The Journal of San Diego History
Summer 1978, Volume 24, Number 3
Thomas L. Scharf, Managing Editor


Douglas H. Strong, Book Review Editor

The Bradshaw Trail, by Francis J. Johnston. Riverside: Historical Commission Press, 1977. Bibliography. Index. Map. 215 pages. $6.00.
Reviewed by John L. Polich, Associate Professor of History at the Imperial Valley Campus of San Diego State University.

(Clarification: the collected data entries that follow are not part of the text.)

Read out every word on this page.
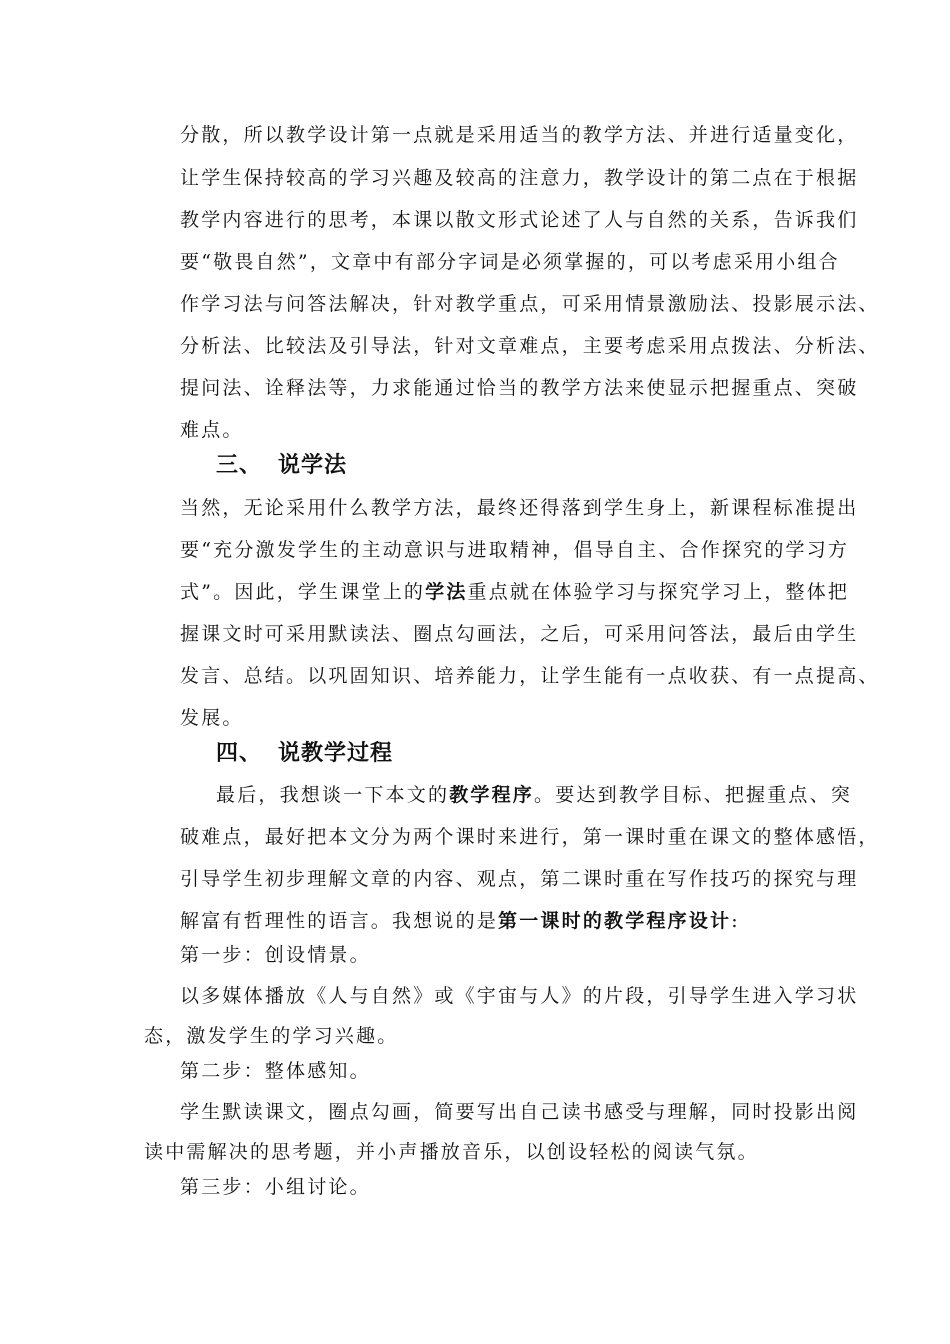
分散，所以教学设计第一点就是采用适当的教学方法、并进行适量变化，
让学生保持较高的学习兴趣及较高的注意力，教学设计的第二点在于根据
教学内容进行的思考，本课以散文形式论述了人与自然的关系，告诉我们
要“敬畏自然”，文章中有部分字词是必须掌握的，可以考虑采用小组合
作学习法与问答法解决，针对教学重点，可采用情景激励法、投影展示法、
分析法、比较法及引导法，针对文章难点，主要考虑采用点拨法、分析法、
提问法、诠释法等，力求能通过恰当的教学方法来使显示把握重点、突破
难点。
三、 说学法
当然，无论采用什么教学方法，最终还得落到学生身上，新课程标准提出
要“充分激发学生的主动意识与进取精神，倡导自主、合作探究的学习方
式”。因此，学生课堂上的学法重点就在体验学习与探究学习上，整体把
握课文时可采用默读法、圈点勾画法，之后，可采用问答法，最后由学生
发言、总结。以巩固知识、培养能力，让学生能有一点收获、有一点提高、
发展。
四、 说教学过程
最后，我想谈一下本文的教学程序。要达到教学目标、把握重点、突
破难点，最好把本文分为两个课时来进行，第一课时重在课文的整体感悟，
引导学生初步理解文章的内容、观点，第二课时重在写作技巧的探究与理
解富有哲理性的语言。我想说的是第一课时的教学程序设计:
第一步：创设情景。
以多媒体播放《人与自然》或《宇宙与人》的片段，引导学生进入学习状
态，激发学生的学习兴趣。
第二步：整体感知。
学生默读课文，圈点勾画，简要写出自己读书感受与理解，同时投影出阅
读中需解决的思考题，并小声播放音乐，以创设轻松的阅读气氛。
第三步：小组讨论。
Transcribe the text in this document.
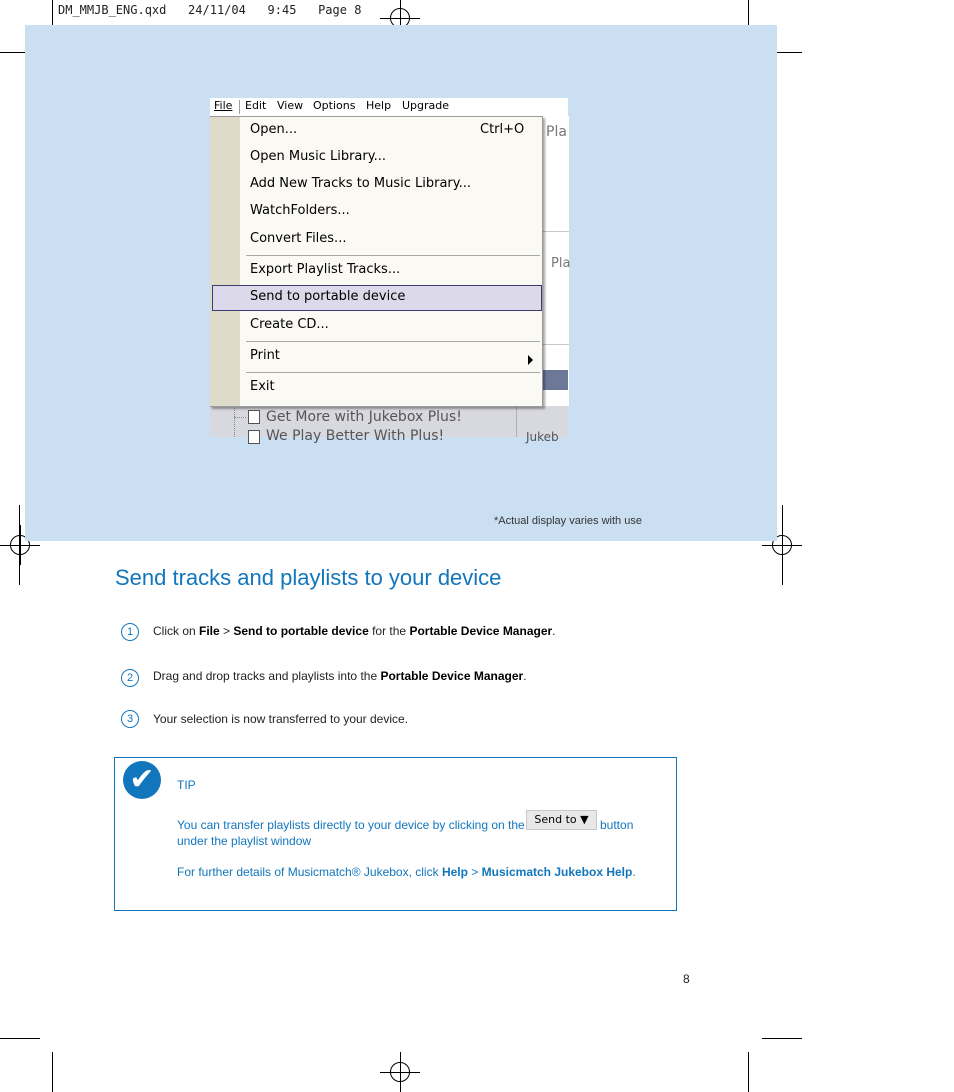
DM_MMJB_ENG.qxd   24/11/04   9:45   Page 8
Pla
Pla
Get More with Jukebox Plus!
We Play Better With Plus!	Jukeb
File Edit View Options Help Upgrade
Open...	Ctrl+O
Open Music Library...
Add New Tracks to Music Library...
WatchFolders...
Convert Files...
Export Playlist Tracks...
Send to portable device
Create CD...
Print
Exit
*Actual display varies with use
Send tracks and playlists to your device
1	Click on File > Send to portable device for the Portable Device Manager.
2	Drag and drop tracks and playlists into the Portable Device Manager.
3	Your selection is now transferred to your device.
✔	TIP
You can transfer playlists directly to your device by clicking on the Send to ▼ button
under the playlist window
For further details of Musicmatch® Jukebox, click Help > Musicmatch Jukebox Help.
8
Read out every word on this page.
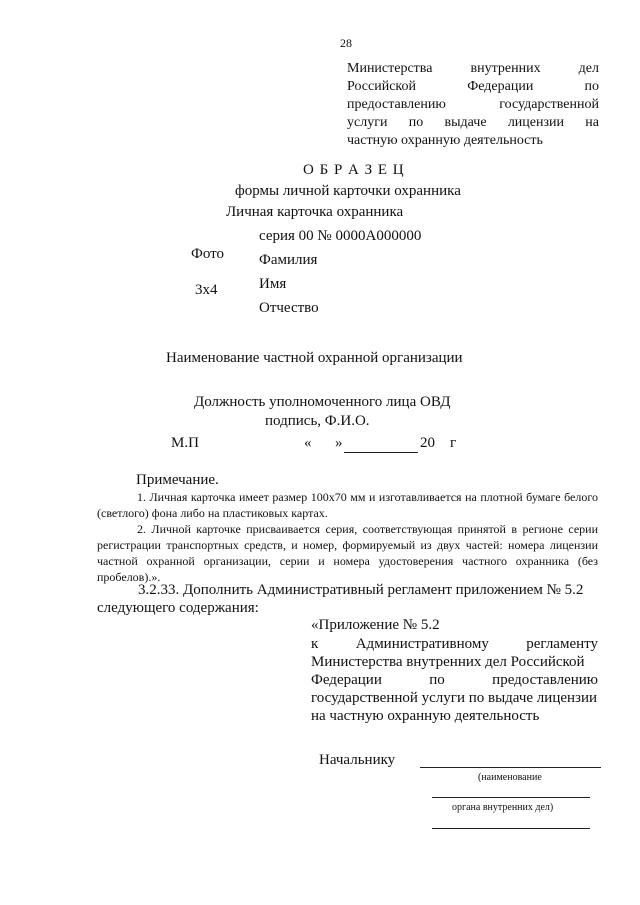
28
Министерства внутренних дел
Российской Федерации по
предоставлению государственной
услуги по выдаче лицензии на
частную охранную деятельность
О Б Р А З Е Ц
формы личной карточки охранника
Личная карточка охранника
серия 00 № 0000А000000
Фото Фамилия
Имя
3х4
Отчество
Наименование частной охранной организации
Должность уполномоченного лица ОВД
подпись, Ф.И.О.
М.П	« »	20 г
Примечание.
1. Личная карточка имеет размер 100х70 мм и изготавливается на плотной бумаге белого (светлого) фона либо на пластиковых картах.
2. Личной карточке присваивается серия, соответствующая принятой в регионе серии регистрации транспортных средств, и номер, формируемый из двух частей: номера лицензии частной охранной организации, серии и номера удостоверения частного охранника (без пробелов).».
3.2.33. Дополнить Административный регламент приложением № 5.2
следующего содержания:
«Приложение № 5.2
к Административному регламенту
Министерства внутренних дел Российской
Федерации по предоставлению
государственной услуги по выдаче лицензии
на частную охранную деятельность
Начальнику
(наименование
органа внутренних дел)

The Bradshaw Trail is one example of an increasing number of books on specialized regional topics written by local authors. Such books often bring a great deal of personal experiences as well as research to bear on a topic. Francis Johnston’s The Bradwhaw Trail is such a book. It shows the author’s grasp of the history of the area of the Trail. The Bradshaw Trail, used by many travelers from the San Bernardino area in the 1860’s and 1870’s to reach central Arizona, ran via a route that today passes through San Gorgonio Pass, Palm Springs, the north shore of the Salton Sea and then east, dipping south briefly into Imperial County before reaching the Colorado River near Blythe. After crossing into Arizona at Ehrenberg, it continued north along the river a few miles before turning east toward Wickenburg. This route, as the author demonstrates, was pioneered by a number of individuals and followed traditional Indian trails. In fact, in traversing the one part of the route which he is usually credited with trailblazing, Bradshaw was following the careful directions of Indian friends. In this regard, however, the Bradshaw Trail was similar to most Southwestern trails which, no matter to whom they are ascribed, were originally pioneered by Indians.

The book actually has only one chapter devoted to the Trail itself. The bulk of the work is devoted to two related topics. Nearly half of the book consists of a biography of Bradshaw. Another large segment deals with a year-by-year chronicle of the use of the route by stage lines. This does lead to some repetition and a lack of cohesiveness to the work as a whole. There are occasional points on which the author might have, for clarity’s sake, elaborated slightly. For example, he mentions that before 1815 the Spanish made little or no effort to develop salt deposits in California, including those in the Salton Sink, even though these were known to the mission Indians and, presumably, to the Spanish. The author might have mentioned that salt was a crown (government) monopoly and local developments were not encouraged. These small criticisms do not detract measurably from the usefulness of the book. Furthermore, the author provides appendices, bibliography, and, most important if one is to use the volume as a resource, a good index.